BERLIN (Reuters) - Germany will investigate whether to tighten rules governing when an investor needs to disclose a holding in a company after news that China’s Geely purchased a $9 billion stake in Daimler (DAIGn.DE) surprised the market.
The swoop by Geely has rekindled fears in Germany of its highly-prized industrial expertise falling into Chinese hands.
One particular concern is that it is unclear how Li Shufu, Geely’s founder and main owner, was able to build up a 9.7 percent stake in Daimler, the owner of the Mercedes-Benz brand, without going public along the way..
Under current rules, investors must disclose when they cross regulatory thresholds including 3 percent and 5 percent of voting rights. But those rules do not apply to all types of financial instruments.
“Against the backdrop of the current case, the federal government will examine whether the existing rules are sufficient to provide an adequate level of transparency, or if further guidelines are necessary,” said an Economy Ministry report for the economics committee of the German parliament. The report was seen by Reuters on Wednesday.
Two people familiar with the matter told Reuters that Geely worked with Bank of America Merrill Lynch to help secure the stake using derivatives, skirting disclosure requirements. Bank of America Merrill Lynch has declined to comment.

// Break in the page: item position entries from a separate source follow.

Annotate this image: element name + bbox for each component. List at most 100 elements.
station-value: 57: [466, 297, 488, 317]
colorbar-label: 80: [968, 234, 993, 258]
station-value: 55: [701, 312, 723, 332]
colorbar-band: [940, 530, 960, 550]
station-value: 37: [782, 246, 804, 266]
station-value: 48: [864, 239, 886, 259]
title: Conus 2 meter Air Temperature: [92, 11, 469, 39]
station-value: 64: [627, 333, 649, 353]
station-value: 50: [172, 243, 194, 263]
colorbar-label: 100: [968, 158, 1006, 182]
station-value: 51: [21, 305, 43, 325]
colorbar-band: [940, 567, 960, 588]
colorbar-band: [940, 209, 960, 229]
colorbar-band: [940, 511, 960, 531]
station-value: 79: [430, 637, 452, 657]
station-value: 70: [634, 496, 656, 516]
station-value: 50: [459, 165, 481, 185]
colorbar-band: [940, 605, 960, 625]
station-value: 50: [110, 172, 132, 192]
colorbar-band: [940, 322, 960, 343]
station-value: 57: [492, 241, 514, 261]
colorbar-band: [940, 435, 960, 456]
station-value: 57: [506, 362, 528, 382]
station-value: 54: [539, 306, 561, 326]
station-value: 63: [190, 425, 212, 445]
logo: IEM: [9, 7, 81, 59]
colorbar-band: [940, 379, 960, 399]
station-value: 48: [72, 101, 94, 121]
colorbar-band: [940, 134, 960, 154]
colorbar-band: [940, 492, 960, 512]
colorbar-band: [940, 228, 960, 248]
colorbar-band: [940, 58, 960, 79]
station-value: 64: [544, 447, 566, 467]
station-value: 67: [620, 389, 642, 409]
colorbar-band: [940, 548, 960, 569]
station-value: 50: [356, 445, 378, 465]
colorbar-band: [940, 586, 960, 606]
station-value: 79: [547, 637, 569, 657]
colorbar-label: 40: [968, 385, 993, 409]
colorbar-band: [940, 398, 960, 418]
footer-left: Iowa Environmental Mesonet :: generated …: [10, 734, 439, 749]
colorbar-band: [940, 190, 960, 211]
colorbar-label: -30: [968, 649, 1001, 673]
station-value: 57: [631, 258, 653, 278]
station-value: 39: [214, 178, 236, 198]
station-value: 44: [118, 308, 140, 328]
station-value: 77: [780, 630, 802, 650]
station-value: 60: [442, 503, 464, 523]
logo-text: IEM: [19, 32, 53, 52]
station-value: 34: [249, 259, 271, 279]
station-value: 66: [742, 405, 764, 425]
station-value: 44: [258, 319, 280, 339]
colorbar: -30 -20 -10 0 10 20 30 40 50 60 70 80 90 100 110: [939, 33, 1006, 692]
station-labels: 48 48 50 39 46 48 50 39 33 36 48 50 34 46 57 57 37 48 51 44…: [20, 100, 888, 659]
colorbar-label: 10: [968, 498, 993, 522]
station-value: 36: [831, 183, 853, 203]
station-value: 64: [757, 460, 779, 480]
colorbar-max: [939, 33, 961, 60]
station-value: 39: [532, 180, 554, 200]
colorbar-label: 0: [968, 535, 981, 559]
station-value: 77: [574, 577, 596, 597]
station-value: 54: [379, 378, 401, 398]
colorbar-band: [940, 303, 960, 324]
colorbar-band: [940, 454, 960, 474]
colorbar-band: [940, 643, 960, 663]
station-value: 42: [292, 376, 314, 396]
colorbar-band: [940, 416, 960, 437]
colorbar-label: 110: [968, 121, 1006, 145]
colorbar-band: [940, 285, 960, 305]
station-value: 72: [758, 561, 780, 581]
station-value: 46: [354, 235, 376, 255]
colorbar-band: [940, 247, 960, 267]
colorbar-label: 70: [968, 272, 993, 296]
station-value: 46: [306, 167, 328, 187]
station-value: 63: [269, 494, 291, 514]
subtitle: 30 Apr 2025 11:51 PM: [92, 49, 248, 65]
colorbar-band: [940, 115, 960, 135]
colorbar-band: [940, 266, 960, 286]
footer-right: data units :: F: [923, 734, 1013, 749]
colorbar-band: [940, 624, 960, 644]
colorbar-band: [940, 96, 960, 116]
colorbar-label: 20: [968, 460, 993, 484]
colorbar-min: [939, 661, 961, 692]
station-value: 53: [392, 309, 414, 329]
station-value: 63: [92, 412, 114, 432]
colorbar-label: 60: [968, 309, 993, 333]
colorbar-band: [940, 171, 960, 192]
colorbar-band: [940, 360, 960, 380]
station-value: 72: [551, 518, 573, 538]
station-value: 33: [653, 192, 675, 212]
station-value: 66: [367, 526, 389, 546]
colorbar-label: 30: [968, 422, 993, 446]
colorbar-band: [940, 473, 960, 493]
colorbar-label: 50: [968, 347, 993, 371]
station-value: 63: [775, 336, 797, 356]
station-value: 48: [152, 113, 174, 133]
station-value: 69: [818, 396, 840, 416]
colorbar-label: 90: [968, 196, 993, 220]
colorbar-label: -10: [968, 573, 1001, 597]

Any tightening of the disclosure rules would be their first major amendment since Germany’s move to prevent “sneak attacks” after carmaker Porsche in 2008 accumulated a stake of around 30 percent in Volkswagen (VOWG_p.DE) while keeping investors in the dark.
Porsche used “cash-settled options” to buy the stake by stealth. German auto-parts supplier Schaeffler (SHA_p.DE) did something similar, secretly cornering about a third of the shares of larger rival Continental (CONG.DE) via swap deals.
Geely’s Li, meanwhile, brushed off concern that he could seek influence over Daimler’s strategy via representation on its board.
“I respect the values and culture of Daimler. I have never asked for a seat on the supervisory board, and that doesn’t have any priority for me,” German weekly Bild am Sonntag quoted Li as saying in an interview.
Germany Economy Minister Brigitte Zypries this week voiced concern over the possibility that a competitor to Daimler could gain a seat on its board, where strategic matters are discussed.
To protect domestic industry, Germany could also make further changes to its rules on foreign investments in its companies, according to the Economy Ministry.
“The next government will certainly keep an eye on this,” an Economy Ministry spokesman told a regular news conference on Wednesday.
Germany already tightened its rules on foreign takeovers last year, the first European Union country to do so, after a series of deals saw China gain access to high-tech know-how, while attempts by German companies to buy full control of Chinese rivals remains prohibited.